После узнали, как он испарился. Захар Иванович, отец Рыжего, обменял, выпимши, его – одного из трех и один хрен лишнего – гусака, на слепого еще шшаночка от шибко ходкой уж охотницкой сучонки. Загря у них, так это тот как раз шшаночек. Много уж лет охотиц-ца за хлебом.
Вот он, возле ворот лежит. Его лежанка, сплошь увоженная шерстью, в сухом месте – под надвратицей.
По Маковской дороге – из Межника, с Попова лога и Петрунина, и по Песочнице – с Красавицы и Ендовища, из Култыка и с Дымова урочища люди едут на телегах – возвращаются с покосов. Всем, кто еще не управился, дело испортила погода. А нам вот ладно. Мы успели. Но дождь бы мог и потерпеть – чтобы уж все отставились – людей-то жалко.
Мальчишки, видно вон, понурые, слоняются. Ватага. Заняться нечем им, нельзя уже купаться. То ж на реке все время проводили. Мячик гонять на поле подались – развеселятся.

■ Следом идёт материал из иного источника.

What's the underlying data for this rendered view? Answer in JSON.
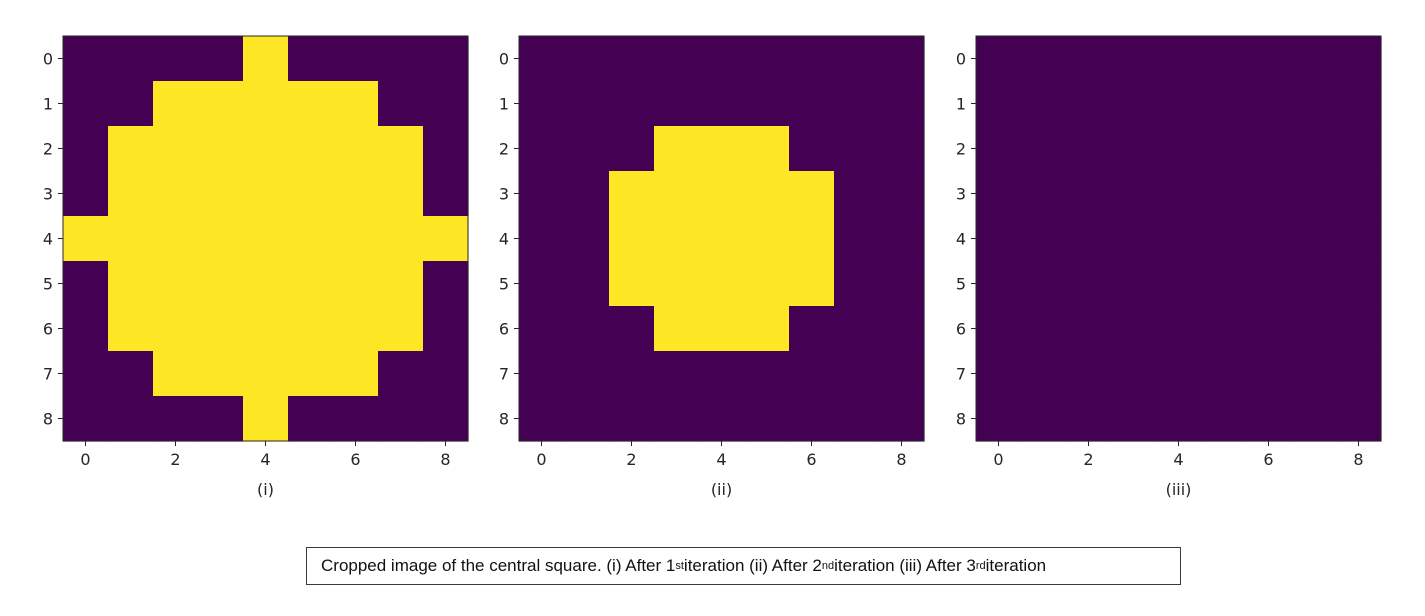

За спиной у меня, в углу чеславлевского палисада с древней плетеной изгородью, в старой – такой, как мне припоминается, она была уже и в нашем с Рыжим детстве, – густой, заслоняющей летом окно комнатки, в которой, после того, как вышла замуж и уехала жить в город его старшая сестра Зинка, обитает теперь Рыжий, и высокой, почти как наша береза, черемухе дрозды дерутся. Ягода только начала на ней чернеть – они ее уже не поделили. Или играя – расшумелись.
И воробьи не поделили что-то, слышу, за наличником – громко чирикают. На дождь ворожат – опоздали.
Еще и часу не прошло, ворота скрипнули, и друг в них появился. В проеме замер – как портрет. С одной стороны, с правой, от него, от Рыжего, сейчас невесту посадить на стул, с другой, с левой, – приставить к руке шашку, а на голову ему папаху нахлобучить, и будет выглядеть он так же, как в домах у нас, на старых фотографиях, деды, – в такой он позе.
Подворотню, вдруг ожив, портрет перешагнул, ворота за собой закрыл. Стоит. Мимо меня, в улицу глядит – будто на палубе, впередсмотрящий.
– Лежать, – говорит Загре. Тот и не думал подниматься.
– Ну? – говорю.
– Ну, – отвечает.
– Поел?
– Поел.
– И молока попил парного?
Смотрит он, Рыжий, на меня теперь – как на чужого будто, постороннего: какой тут тип пришел, мол, и расселся?! Молчит.
Отмытый. С мылом. С маслом ли подсолнечным. Нос блестит, облупленный, но не в мазуте. Будто не нос, а набалдашник – как надраен. И со щеки стер отпечатки. Как от разряда в тысячу Фарад – с такой прической. Видно, что тщательно расчесывался. Но так и не привел в порядок свои волосы. Торчат они у него на голове во все стороны, как прутья в старой и растрепанной метле, – их не пригладишь, как ни намочи, – сгибать только и укладывать каждый волос, как медный провод, по отдельности, – сколько же времени уйдет на это? Переодетый. Брюки со стрелками – об них бы не порезаться. По всей рубахе ни морщинки – так отутюжена она. В туфли смотреться можно, вместо зеркала.